21st-century American pollster and political consultant

Robert C. Cahaly (born October 16, 1969) is an American pollster who founded of the Trafalgar Group. He was a political consultant for Republican Party candidates.

Cahaly founded Trafalgar Group in 2016. He drew attention in the aftermath of the election because Trafalgar had was one of a small number of polling firms to predict Donald Trump's victory over Hillary Clinton in the 2016 presidential election. Cahaly stated that Trafalgar's polling methodology was more accurate than other polls because it utilized methods to increase the weighting of "shy, pro-Trump" voters, which he argued were underrepresented in most polls. Cahaly does not disclose Trafalgar's group's methods of polling or its process for ascertaining the volume of shy Trump voters in the electorate.

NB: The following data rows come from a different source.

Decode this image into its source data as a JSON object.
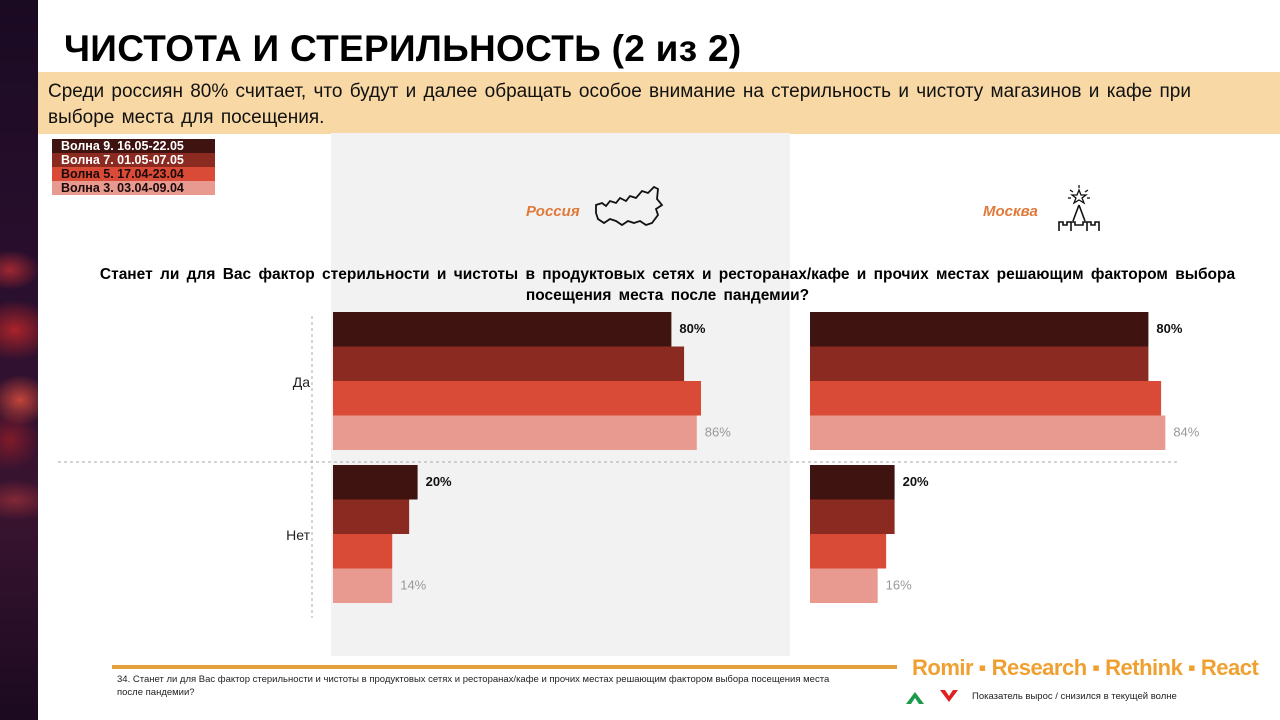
{
  "title": "ЧИСТОТА И СТЕРИЛЬНОСТЬ (2 из 2)",
  "banner": "Среди россиян 80% считает, что будут и далее обращать особое внимание  на стерильность и чистоту магазинов и кафе при выборе места для посещения.",
  "legend": [
    {
      "label": "Волна 9. 16.05-22.05",
      "color": "#3f1410",
      "text_color": "#ffffff"
    },
    {
      "label": "Волна 7. 01.05-07.05",
      "color": "#8b2a20",
      "text_color": "#ffffff"
    },
    {
      "label": "Волна 5. 17.04-23.04",
      "color": "#d94a37",
      "text_color": "#1a0a0a"
    },
    {
      "label": "Волна 3. 03.04-09.04",
      "color": "#e89a90",
      "text_color": "#1a0a0a"
    }
  ],
  "regions": {
    "russia": "Россия",
    "moscow": "Москва"
  },
  "question": "Станет ли для Вас фактор стерильности и чистоты в продуктовых сетях и ресторанах/кафе и прочих местах решающим фактором выбора посещения места после пандемии?",
  "chart_data": {
    "type": "bar",
    "orientation": "horizontal",
    "categories": [
      "Да",
      "Нет"
    ],
    "unit": "%",
    "xlim": [
      0,
      100
    ],
    "panels": [
      {
        "name": "Россия",
        "series": [
          {
            "name": "Волна 9. 16.05-22.05",
            "values": [
              80,
              20
            ],
            "labels": [
              "80%",
              "20%"
            ]
          },
          {
            "name": "Волна 7. 01.05-07.05",
            "values": [
              83,
              18
            ]
          },
          {
            "name": "Волна 5. 17.04-23.04",
            "values": [
              87,
              14
            ]
          },
          {
            "name": "Волна 3. 03.04-09.04",
            "values": [
              86,
              14
            ],
            "labels": [
              "86%",
              "14%"
            ]
          }
        ]
      },
      {
        "name": "Москва",
        "series": [
          {
            "name": "Волна 9. 16.05-22.05",
            "values": [
              80,
              20
            ],
            "labels": [
              "80%",
              "20%"
            ]
          },
          {
            "name": "Волна 7. 01.05-07.05",
            "values": [
              80,
              20
            ]
          },
          {
            "name": "Волна 5. 17.04-23.04",
            "values": [
              83,
              18
            ]
          },
          {
            "name": "Волна 3. 03.04-09.04",
            "values": [
              84,
              16
            ],
            "labels": [
              "84%",
              "16%"
            ]
          }
        ]
      }
    ]
  },
  "footnote": "34. Станет ли для Вас фактор стерильности и чистоты в продуктовых сетях и ресторанах/кафе и прочих местах решающим фактором выбора посещения места после пандемии?",
  "brand": "Romir ▪ Research ▪ Rethink ▪ React",
  "hint": "Показатель вырос / снизился в текущей волне",
  "colors": {
    "up": "#1a9a4a",
    "down": "#e02020",
    "accent": "#f0a030"
  }
}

Leading up to the 2020 presidential election, Cahaly garnered substantial media attention for his assertions that Trump would prevail over Joe Biden in the 2020 election, a claim that contradicted the polling consensus. Cahaly's prediction of a Trump victory proved to be wrong, with him (and Trafalgar) incorrectly predicting Trump victories in five battleground states won by Biden.

==Early life==

Cahaly was born in Georgia and grew up in Pendleton, South Carolina, and received a Bachelor of Arts degree in political science from the University of South Carolina in 1995. Cahaly is of Syrian heritage and an Eastern Orthodox Christian. Starting as a child, he volunteered on various political campaigns, before eventually founding his own political consulting firm in 1997.

==Career==
===Political consultant===
Cahaly has worked on campaigns for various Republicans, including governors Carroll Campbell, David Beasley, Mike Huckabee, Nikki Haley, Chris Christie, and Henry McMaster; US Senators Strom Thurmond, Bob Dole, Tim Scott, and Ben Sasse; and Presidents George H. W. Bush, George W. Bush, and Donald Trump.

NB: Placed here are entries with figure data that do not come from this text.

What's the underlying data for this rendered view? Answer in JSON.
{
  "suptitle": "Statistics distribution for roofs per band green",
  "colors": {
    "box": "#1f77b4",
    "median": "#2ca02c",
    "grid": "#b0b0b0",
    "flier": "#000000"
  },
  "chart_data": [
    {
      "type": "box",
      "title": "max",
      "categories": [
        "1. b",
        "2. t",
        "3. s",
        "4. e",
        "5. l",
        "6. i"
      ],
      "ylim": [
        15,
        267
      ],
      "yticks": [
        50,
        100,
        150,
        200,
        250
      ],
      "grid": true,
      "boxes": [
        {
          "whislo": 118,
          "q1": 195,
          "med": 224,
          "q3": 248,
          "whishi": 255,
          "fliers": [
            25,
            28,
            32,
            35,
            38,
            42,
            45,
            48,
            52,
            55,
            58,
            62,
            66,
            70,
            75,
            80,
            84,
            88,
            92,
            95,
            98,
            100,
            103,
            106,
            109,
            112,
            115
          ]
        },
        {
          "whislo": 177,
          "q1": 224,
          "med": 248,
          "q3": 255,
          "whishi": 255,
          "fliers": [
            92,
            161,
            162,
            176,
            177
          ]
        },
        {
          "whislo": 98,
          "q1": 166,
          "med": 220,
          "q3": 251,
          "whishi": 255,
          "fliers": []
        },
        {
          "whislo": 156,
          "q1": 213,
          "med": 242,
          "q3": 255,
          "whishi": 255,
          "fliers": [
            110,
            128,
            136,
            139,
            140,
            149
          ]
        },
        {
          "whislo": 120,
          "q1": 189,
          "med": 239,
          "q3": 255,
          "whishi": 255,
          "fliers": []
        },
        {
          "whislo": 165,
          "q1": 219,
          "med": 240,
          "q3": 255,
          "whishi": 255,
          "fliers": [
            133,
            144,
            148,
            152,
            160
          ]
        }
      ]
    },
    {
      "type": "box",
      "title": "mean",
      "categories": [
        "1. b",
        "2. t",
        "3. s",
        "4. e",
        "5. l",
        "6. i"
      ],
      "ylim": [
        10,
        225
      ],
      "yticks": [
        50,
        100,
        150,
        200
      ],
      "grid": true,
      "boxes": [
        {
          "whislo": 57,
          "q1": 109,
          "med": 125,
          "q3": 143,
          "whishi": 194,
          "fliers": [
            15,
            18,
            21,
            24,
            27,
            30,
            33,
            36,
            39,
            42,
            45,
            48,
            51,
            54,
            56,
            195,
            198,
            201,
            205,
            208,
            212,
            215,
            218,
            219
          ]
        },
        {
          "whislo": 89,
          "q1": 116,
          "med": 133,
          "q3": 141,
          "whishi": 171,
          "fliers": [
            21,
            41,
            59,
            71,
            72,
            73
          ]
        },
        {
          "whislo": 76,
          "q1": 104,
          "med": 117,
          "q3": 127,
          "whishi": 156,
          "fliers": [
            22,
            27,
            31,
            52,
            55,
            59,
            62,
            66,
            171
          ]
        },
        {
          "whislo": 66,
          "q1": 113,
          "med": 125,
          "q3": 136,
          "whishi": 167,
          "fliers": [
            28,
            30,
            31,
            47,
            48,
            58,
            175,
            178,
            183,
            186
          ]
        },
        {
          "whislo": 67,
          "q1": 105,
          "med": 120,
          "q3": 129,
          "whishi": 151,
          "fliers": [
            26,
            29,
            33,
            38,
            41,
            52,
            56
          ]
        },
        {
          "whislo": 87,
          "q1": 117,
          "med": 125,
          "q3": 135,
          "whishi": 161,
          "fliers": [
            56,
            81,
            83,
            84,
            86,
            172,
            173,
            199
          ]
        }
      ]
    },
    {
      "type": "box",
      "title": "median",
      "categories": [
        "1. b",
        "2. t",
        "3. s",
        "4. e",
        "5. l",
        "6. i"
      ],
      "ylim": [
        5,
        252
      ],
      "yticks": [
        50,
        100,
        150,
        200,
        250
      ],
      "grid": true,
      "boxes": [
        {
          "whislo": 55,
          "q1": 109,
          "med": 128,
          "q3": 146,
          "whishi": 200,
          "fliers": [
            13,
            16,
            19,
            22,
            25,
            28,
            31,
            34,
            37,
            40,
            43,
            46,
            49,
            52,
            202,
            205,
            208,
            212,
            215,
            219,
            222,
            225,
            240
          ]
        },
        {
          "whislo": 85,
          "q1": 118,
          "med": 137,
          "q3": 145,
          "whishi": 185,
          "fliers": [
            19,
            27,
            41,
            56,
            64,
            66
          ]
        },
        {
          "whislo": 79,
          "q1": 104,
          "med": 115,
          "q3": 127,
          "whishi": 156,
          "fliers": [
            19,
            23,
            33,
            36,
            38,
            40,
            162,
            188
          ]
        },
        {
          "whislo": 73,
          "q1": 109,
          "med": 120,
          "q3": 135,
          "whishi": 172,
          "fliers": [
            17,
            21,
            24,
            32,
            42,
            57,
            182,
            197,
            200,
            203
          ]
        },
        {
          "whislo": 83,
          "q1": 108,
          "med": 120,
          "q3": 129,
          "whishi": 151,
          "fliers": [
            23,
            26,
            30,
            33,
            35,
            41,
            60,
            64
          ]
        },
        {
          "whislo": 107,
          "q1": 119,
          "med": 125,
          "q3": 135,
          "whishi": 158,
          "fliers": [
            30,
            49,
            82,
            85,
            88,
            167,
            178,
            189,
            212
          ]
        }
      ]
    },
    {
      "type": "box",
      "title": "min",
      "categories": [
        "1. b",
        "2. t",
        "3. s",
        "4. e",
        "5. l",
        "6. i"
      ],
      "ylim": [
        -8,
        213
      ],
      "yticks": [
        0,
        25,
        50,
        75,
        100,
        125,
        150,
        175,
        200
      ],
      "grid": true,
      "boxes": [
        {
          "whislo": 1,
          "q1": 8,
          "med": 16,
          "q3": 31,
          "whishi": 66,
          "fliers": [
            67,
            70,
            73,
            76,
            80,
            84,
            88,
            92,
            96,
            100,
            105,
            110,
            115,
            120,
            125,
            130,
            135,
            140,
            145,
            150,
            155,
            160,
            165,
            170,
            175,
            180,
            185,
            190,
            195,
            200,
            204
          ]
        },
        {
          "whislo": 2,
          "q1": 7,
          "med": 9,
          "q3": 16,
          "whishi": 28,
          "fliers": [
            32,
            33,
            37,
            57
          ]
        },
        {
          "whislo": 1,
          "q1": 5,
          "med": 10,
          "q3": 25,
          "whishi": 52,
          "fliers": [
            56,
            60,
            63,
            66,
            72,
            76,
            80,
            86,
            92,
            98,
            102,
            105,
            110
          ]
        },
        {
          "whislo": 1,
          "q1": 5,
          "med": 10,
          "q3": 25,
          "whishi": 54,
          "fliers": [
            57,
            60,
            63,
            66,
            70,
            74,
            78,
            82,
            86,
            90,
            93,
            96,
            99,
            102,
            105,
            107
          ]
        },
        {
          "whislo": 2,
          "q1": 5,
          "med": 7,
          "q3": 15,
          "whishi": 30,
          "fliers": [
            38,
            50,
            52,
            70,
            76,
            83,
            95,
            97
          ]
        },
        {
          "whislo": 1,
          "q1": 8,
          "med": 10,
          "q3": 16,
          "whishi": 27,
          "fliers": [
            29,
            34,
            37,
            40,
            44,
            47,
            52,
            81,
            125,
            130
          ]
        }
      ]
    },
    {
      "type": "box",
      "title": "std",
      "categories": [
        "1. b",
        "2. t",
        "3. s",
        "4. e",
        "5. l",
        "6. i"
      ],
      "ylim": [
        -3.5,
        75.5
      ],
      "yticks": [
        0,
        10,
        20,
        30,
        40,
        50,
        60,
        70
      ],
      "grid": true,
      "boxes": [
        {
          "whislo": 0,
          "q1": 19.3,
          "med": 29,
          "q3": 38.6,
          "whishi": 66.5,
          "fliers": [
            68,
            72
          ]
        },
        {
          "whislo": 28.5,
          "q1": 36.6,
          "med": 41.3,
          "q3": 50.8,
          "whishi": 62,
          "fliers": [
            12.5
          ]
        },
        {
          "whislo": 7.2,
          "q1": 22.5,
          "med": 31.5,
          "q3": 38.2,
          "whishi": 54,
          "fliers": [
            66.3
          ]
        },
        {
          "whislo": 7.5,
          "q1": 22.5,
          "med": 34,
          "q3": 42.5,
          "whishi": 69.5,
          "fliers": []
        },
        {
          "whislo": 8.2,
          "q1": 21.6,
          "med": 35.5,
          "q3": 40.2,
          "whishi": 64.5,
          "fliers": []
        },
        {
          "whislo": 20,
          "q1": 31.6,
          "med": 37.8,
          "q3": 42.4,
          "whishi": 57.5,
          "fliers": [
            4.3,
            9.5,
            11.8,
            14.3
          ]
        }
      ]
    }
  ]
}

On November 3, 2010, Cahaly was arrested by the State Law Enforcement Division (SLED) and charged with making illegal robocalls. Cahaly denied any wrongdoing, stating "It is sad and disappointing that in this charged election cycle full of last minute surprise attacks that Democrat Incumbents and power brokers are leveraging all of their influence to create a last minute salacious headline. We are apparently today's target." The charges were dismissed in October 2012. After the charges were dropped, Cahaly filed suit against SLED officials, claiming his constitutional right to free speech had been violated. The subsequent decision of Cahaly v. LaRosa found the anti-robocall statute was a content-based restriction on speech and therefore unconstitutional.

===Pollster===
Cahaly gained media attention in 2016 for being one of the few pollsters to accurately predict that Donald Trump would carry the states of Michigan and Pennsylvania in the 2016 United States presidential election. Cahaly attributed this partially on the "Shy Trump Voter Theory" that poll respondents are afraid to reveal that they are voting for Trump due to a "social desirability bias."

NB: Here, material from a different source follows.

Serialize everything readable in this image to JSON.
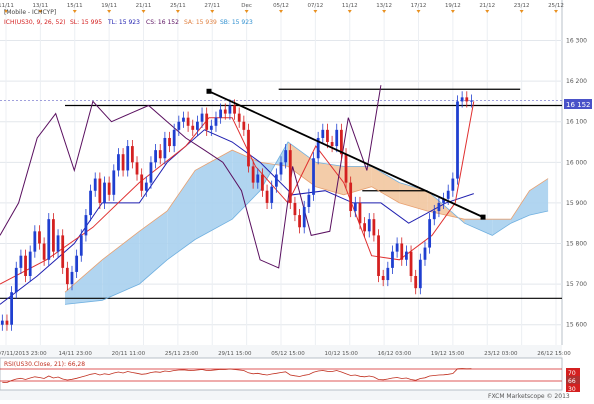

In November 2020, Cahaly appeared on Hannity on Fox News and predicted that Trump would win Pennsylvania, but possibly still lose the state through voter fraud: "He better win by 4 or 5% to make sure he gets victory there. That is the margin he needs to avoid what they will systematically do."

In September 2022, Cahaly, in an interview with Split Ticket, acknowledged methodological changes from his polling of the 2020 United States elections.

The Trafalgar Group's polling numbers were mostly inaccurate in the 2022 United States midterm elections. Trafalgar's polls incorrectly suggested that Republican candidates such as Kari Lake, Mehmet Oz, Tim Michels, and Herschel Walker, would all win.